Besides, the crowd was interfering already, and it seemed best to
me to come for help.  These soldiers, now - "

"Aye," cut in Tressan, and he turned about and called the sergeant.
"This becomes my affair."  And he announced his quality to Monsieur
Gaubert.  "I am the Lord Seneschal of Dauphiny."

"I am fortunate in finding you," returned Gaubert, and bowed.  "I
could place the matter in no better hand."

But Tressan, without heeding him, was already ordering the sergeant
to ride hard with his troopers for the Champs aux Capuchins.
Rabecque, however, thrust himself suddenly forward.

"Not so, Monsieur le Seneschal," he interposed in fresh alarm, and
mindful of his charge.  "These men are here to guard Mademoiselle
de La Vauvraye.  Let them remain.  I will go to Monsieur de Garnache."

The Seneschal stared at him with contemptuously pouting underlip.
"You will go?" said he.  "And what can you do alone?  Who are you?"
he asked.

"I am Monsieur de Garnache's servant."

"A lackey?  Ah!"  And Tressan turned aside and resumed his orders
as if Rabecque did not exist or had never spoken.  "To the Champs
aux Capuchins!" said he.  "At the gallop, Pommier!  I will send
others after you."

The sergeant rose in his stirrups and growled an order.  The
troopers wheeled about; another order, and they were off, their
cantering hoofs thundering down the narrow street.

Rabecque clutched at the Lord Seneschal's arm.

"Stop them, monsieur!" he almost screamed in his excitement.  "Stop
them!  There is some snare, some trick in this."

"Stop them?" quoth the Seneschal.  "Are you mad?"  He shook off
Rabecque's detaining hand, and left him, to cross the street again
with ponderous and sluggish haste, no doubt to carry out his
purpose of sending more troopers to the scene of the disturbance.

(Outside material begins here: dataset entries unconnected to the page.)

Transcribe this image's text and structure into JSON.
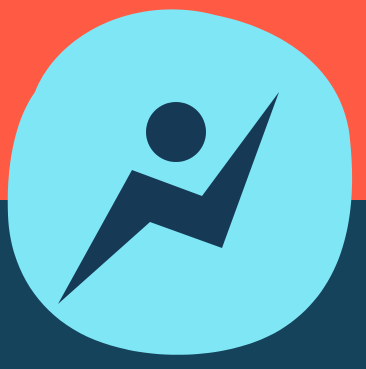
{
  "logo": {
    "icon": "running-person-bolt-logo",
    "colors": {
      "top_background": "#FF5A43",
      "bottom_background": "#16435C",
      "blob": "#7EE6F5",
      "figure": "#163A55"
    }
  }
}
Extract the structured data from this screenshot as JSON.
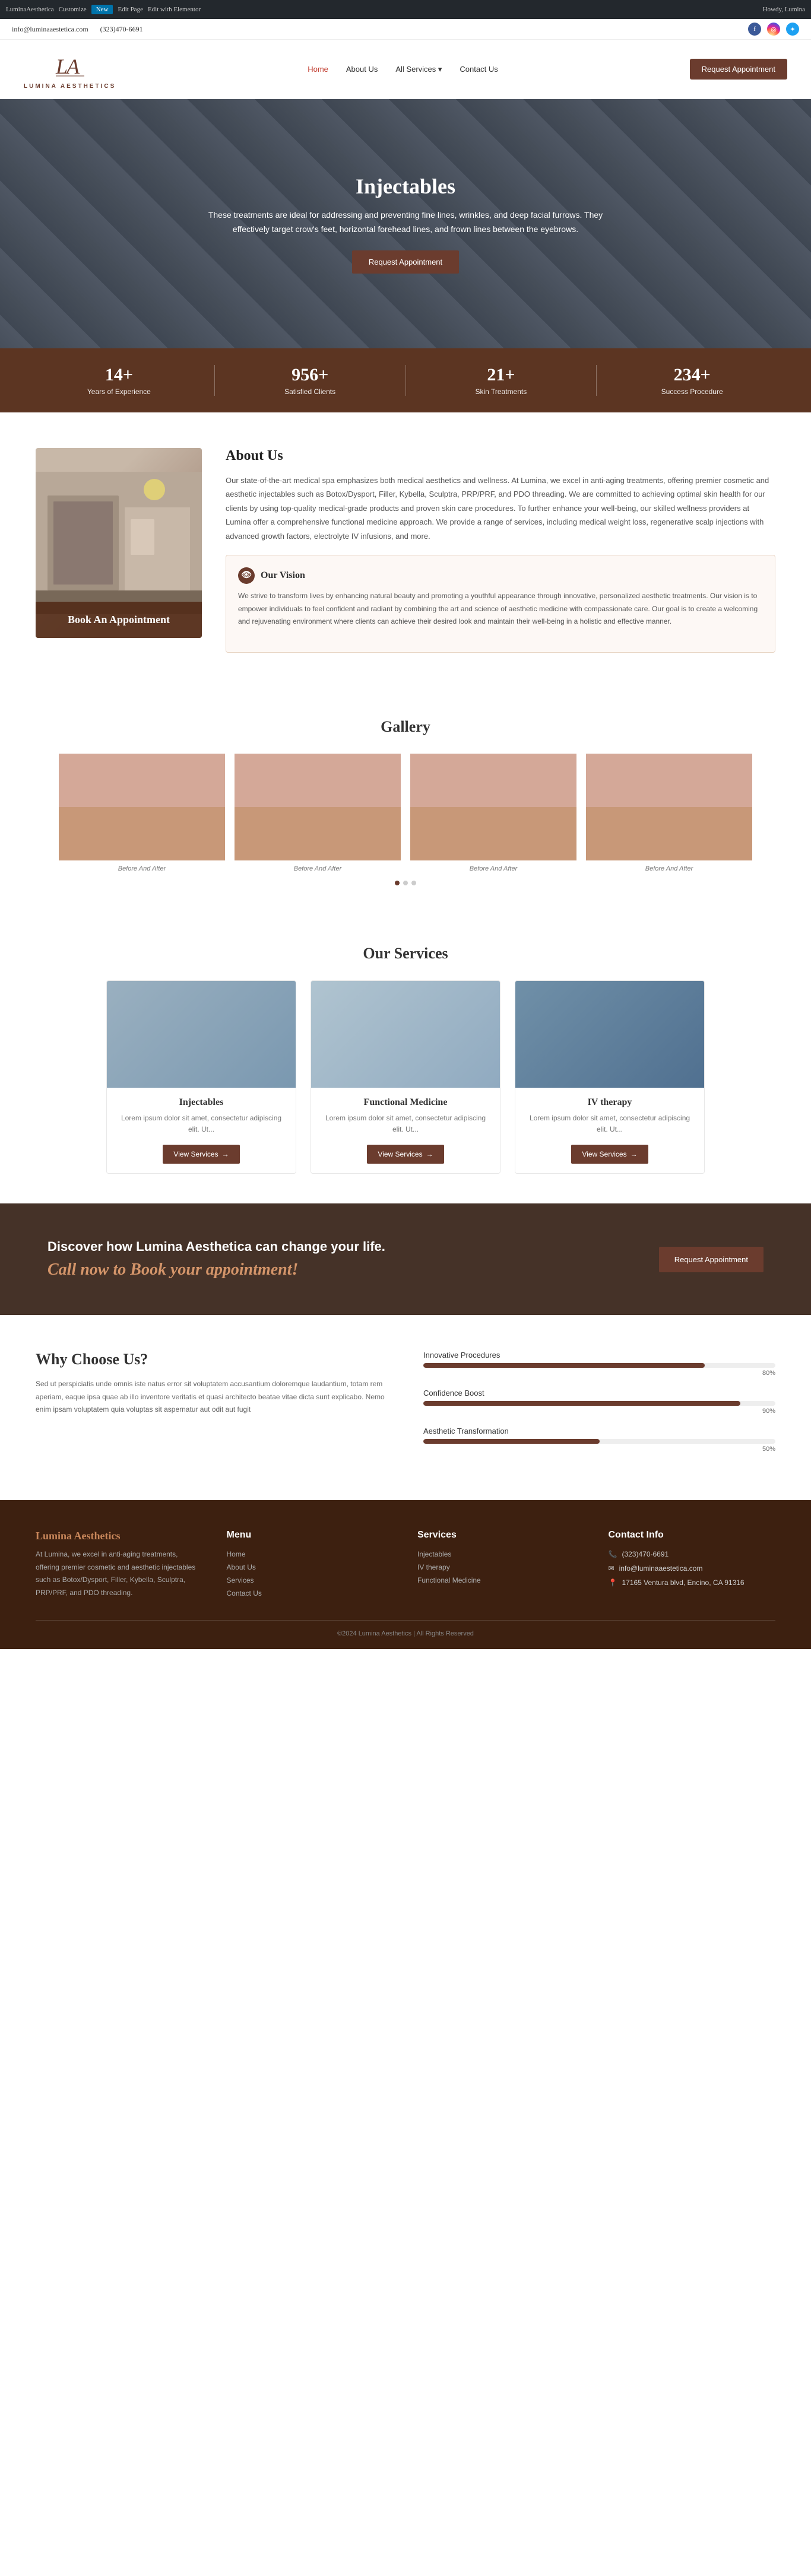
{
  "adminBar": {
    "siteName": "LuminaAesthetica",
    "customize": "Customize",
    "newLabel": "New",
    "editPage": "Edit Page",
    "editWithElementor": "Edit with Elementor",
    "howdy": "Howdy, Lumina"
  },
  "infoBar": {
    "email": "info@luminaaestetica.com",
    "phone": "(323)470-6691",
    "social": [
      "f",
      "◎",
      "✦"
    ]
  },
  "header": {
    "logoMonogram": "LA",
    "logoSub": "LUMINA AESTHETICS",
    "nav": [
      "Home",
      "About Us",
      "All Services",
      "Contact Us"
    ],
    "cta": "Request Appointment"
  },
  "hero": {
    "title": "Injectables",
    "description": "These treatments are ideal for addressing and preventing fine lines, wrinkles, and deep facial furrows. They effectively target crow's feet, horizontal forehead lines, and frown lines between the eyebrows.",
    "buttonLabel": "Request Appointment"
  },
  "stats": [
    {
      "number": "14+",
      "label": "Years of Experience"
    },
    {
      "number": "956+",
      "label": "Satisfied Clients"
    },
    {
      "number": "21+",
      "label": "Skin Treatments"
    },
    {
      "number": "234+",
      "label": "Success Procedure"
    }
  ],
  "about": {
    "title": "About Us",
    "description": "Our state-of-the-art medical spa emphasizes both medical aesthetics and wellness. At Lumina, we excel in anti-aging treatments, offering premier cosmetic and aesthetic injectables such as Botox/Dysport, Filler, Kybella, Sculptra, PRP/PRF, and PDO threading. We are committed to achieving optimal skin health for our clients by using top-quality medical-grade products and proven skin care procedures. To further enhance your well-being, our skilled wellness providers at Lumina offer a comprehensive functional medicine approach. We provide a range of services, including medical weight loss, regenerative scalp injections with advanced growth factors, electrolyte IV infusions, and more.",
    "bookAppt": "Book An Appointment",
    "vision": {
      "title": "Our Vision",
      "description": "We strive to transform lives by enhancing natural beauty and promoting a youthful appearance through innovative, personalized aesthetic treatments. Our vision is to empower individuals to feel confident and radiant by combining the art and science of aesthetic medicine with compassionate care. Our goal is to create a welcoming and rejuvenating environment where clients can achieve their desired look and maintain their well-being in a holistic and effective manner."
    }
  },
  "gallery": {
    "title": "Gallery",
    "items": [
      {
        "label": "Before And After"
      },
      {
        "label": "Before And After"
      },
      {
        "label": "Before And After"
      },
      {
        "label": "Before And After"
      }
    ],
    "dots": 3,
    "activeDot": 0
  },
  "services": {
    "title": "Our Services",
    "items": [
      {
        "title": "Injectables",
        "description": "Lorem ipsum dolor sit amet, consectetur adipiscing elit. Ut...",
        "btnLabel": "View Services"
      },
      {
        "title": "Functional Medicine",
        "description": "Lorem ipsum dolor sit amet, consectetur adipiscing elit. Ut...",
        "btnLabel": "View Services"
      },
      {
        "title": "IV therapy",
        "description": "Lorem ipsum dolor sit amet, consectetur adipiscing elit. Ut...",
        "btnLabel": "View Services"
      }
    ]
  },
  "ctaBanner": {
    "line1": "Discover how Lumina Aesthetica can change your life.",
    "line2": "Call now to Book your appointment!",
    "btnLabel": "Request Appointment"
  },
  "whyChoose": {
    "title": "Why Choose Us?",
    "description": "Sed ut perspiciatis unde omnis iste natus error sit voluptatem accusantium doloremque laudantium, totam rem aperiam, eaque ipsa quae ab illo inventore veritatis et quasi architecto beatae vitae dicta sunt explicabo. Nemo enim ipsam voluptatem quia voluptas sit aspernatur aut odit aut fugit",
    "progressItems": [
      {
        "label": "Innovative Procedures",
        "percent": 80
      },
      {
        "label": "Confidence Boost",
        "percent": 90
      },
      {
        "label": "Aesthetic Transformation",
        "percent": 50
      }
    ]
  },
  "footer": {
    "brandName": "Lumina Aesthetics",
    "brandDesc": "At Lumina, we excel in anti-aging treatments, offering premier cosmetic and aesthetic injectables such as Botox/Dysport, Filler, Kybella, Sculptra, PRP/PRF, and PDO threading.",
    "menuTitle": "Menu",
    "menuItems": [
      "Home",
      "About Us",
      "Services",
      "Contact Us"
    ],
    "servicesTitle": "Services",
    "serviceItems": [
      "Injectables",
      "IV therapy",
      "Functional Medicine"
    ],
    "contactTitle": "Contact Info",
    "phone": "(323)470-6691",
    "email": "info@luminaaestetica.com",
    "address": "17165 Ventura blvd, Encino, CA 91316",
    "copyright": "©2024 Lumina Aesthetics | All Rights Reserved"
  }
}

Rabecque swore angrily and bitterly, and his vexation had two
entirely separate sources.  On the one hand his anxiety and affection
for his master urged him to run at once to his assistance, whilst
Tressan's removal of the troopers rendered it impossible for him to
leave Mademoiselle de La Vauvraye unguarded - though what he should
do with her if Garnache came not back at all, he did not at this
stage pause to consider.  On the other hand, an instinctive and
growing suspicion of this Monsieur Gaubert - who was now entering
the inn - inspired him with the opinion that the fat Seneschal had
been duped by a wild tale to send the troopers from the spot where
they might presently become very necessary.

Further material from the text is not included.